Interpretive Summary: Serious fungal diseases of humans are on the increase, worldwide. This is mainly a result of the increase in incidence of immunocompromised patients, such as those suffering from AIDS. Because of these patients being weak in responding to fungal infections, they have had to be heavily treated with antifungal drugs. One of the results of this widespread treatment is the major emerging problem of pathogenic fungi becoming resistant to these drugs. Moreover, antifungal drugs have many negative side effects. This research shows that using safe, natural compounds called benzaldehydes can improve the effectiveness of antifungal drugs. These compounds are used to attack vulnerabilities in the fungus, making them weaker to the drugs. The results are loss of resistance and the lowering of doses so that the negative side effects of the drugs are not so dramatic.

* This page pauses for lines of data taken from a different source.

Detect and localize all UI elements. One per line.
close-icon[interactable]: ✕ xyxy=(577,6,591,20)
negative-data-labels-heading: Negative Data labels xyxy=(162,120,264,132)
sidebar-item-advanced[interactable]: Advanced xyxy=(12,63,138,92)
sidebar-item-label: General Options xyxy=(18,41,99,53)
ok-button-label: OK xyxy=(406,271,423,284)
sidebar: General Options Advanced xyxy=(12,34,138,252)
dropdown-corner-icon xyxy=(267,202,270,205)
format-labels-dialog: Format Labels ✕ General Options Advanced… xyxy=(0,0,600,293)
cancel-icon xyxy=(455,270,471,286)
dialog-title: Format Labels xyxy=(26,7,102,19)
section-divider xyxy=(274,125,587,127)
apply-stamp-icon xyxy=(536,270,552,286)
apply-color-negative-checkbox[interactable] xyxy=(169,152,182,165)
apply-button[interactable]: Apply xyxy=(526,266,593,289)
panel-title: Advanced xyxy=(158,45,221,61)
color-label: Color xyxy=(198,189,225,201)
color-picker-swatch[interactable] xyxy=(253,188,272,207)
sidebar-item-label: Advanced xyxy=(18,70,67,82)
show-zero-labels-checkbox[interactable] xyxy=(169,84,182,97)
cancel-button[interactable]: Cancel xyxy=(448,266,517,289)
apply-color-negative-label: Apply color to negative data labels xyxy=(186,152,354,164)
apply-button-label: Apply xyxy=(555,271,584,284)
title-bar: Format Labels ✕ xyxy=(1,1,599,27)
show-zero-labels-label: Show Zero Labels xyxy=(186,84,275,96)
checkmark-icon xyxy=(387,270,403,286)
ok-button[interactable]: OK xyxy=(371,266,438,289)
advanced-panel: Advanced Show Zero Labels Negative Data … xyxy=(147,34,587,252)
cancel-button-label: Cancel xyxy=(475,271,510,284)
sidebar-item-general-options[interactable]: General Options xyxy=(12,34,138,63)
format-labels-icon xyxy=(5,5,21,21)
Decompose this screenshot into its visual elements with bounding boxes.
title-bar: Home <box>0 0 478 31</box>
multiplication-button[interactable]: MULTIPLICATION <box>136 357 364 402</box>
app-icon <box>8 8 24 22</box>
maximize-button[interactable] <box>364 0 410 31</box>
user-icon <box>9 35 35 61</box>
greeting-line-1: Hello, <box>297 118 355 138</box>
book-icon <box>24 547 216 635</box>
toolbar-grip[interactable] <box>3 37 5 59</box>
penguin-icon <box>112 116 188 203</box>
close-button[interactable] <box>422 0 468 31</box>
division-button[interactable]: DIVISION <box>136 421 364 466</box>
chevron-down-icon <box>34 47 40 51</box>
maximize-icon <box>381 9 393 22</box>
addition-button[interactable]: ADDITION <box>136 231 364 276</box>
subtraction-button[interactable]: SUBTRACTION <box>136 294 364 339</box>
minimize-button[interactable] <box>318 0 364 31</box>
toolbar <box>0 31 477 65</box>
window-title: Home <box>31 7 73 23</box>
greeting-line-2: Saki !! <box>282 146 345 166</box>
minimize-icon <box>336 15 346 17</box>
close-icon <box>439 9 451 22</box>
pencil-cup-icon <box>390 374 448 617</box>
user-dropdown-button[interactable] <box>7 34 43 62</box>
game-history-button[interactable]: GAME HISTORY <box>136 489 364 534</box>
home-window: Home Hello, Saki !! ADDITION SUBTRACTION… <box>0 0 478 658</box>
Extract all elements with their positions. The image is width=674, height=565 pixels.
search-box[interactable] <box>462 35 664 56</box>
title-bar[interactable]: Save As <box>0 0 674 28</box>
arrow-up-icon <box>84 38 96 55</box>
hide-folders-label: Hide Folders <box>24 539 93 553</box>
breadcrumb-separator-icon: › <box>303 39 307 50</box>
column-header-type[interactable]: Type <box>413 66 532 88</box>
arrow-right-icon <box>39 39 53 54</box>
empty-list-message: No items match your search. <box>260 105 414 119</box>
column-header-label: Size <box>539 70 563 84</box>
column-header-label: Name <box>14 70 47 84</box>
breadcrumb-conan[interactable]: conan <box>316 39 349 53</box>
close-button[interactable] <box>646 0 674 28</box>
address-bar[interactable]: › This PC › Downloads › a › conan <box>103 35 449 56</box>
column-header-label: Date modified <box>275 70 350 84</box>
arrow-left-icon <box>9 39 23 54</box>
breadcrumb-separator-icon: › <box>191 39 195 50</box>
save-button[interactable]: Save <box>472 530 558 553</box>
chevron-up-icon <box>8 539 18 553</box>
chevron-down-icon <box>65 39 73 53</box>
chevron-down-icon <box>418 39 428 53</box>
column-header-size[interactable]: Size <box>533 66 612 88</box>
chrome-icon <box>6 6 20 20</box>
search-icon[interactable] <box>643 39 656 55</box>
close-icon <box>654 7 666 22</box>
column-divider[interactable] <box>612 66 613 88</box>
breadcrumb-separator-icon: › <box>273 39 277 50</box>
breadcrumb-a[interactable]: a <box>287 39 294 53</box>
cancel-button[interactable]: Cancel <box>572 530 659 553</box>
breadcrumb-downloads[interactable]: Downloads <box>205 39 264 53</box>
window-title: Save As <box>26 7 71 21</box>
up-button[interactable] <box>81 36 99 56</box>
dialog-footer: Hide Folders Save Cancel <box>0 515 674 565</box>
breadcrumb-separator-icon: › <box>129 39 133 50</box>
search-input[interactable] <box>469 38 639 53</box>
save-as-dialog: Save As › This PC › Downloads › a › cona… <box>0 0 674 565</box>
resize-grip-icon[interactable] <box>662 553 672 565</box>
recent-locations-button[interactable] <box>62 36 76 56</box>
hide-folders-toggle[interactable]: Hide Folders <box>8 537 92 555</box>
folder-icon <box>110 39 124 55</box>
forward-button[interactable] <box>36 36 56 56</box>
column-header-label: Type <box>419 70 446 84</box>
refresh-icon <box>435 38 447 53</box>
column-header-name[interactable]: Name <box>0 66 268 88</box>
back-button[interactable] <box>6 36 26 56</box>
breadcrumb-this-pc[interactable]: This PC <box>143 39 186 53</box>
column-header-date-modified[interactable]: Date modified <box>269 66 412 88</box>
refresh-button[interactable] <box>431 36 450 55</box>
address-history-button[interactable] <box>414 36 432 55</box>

Many pathogenic fungi are becoming resistant to currently available drugs. Disruption of cellular antioxidation systems should be an effective method for control of fungal pathogens. Such disruption can be achieved with redox-active compounds. The aim of this study was to identify benzaldehydes that disrupt the fungal antioxidation system. These compounds could then function as chemosensitizing agents in concert with conventional drugs or fungicides to improve antifungal efficacy. Several benzaldehydes are identified having potent antifungal activity. Structure-activity analysis reveals that antifungal activity increases by the presence of an ortho-hydroxyl group in the aromatic ring. Certain benzaldehydes, in combination with phenylpyrroles, overcome tolerance of A. fumigatus MAPK mutants to this agent and/or increase sensitivity of fungal pathogens to mitochondrial respiration inhibitory agents. Thus, natural benzaldehydes targeting cellular antioxidation components of fungi, such as superoxide dismutases, glutathione reductase, etc., effectively inhibit fungal growth. They possess antifungal or chemosensitizing capacity to enhance efficacy of conventional antifungal agents, reducing costs, abating resistance, and alleviating negative side effects associated with current antifungal treatments.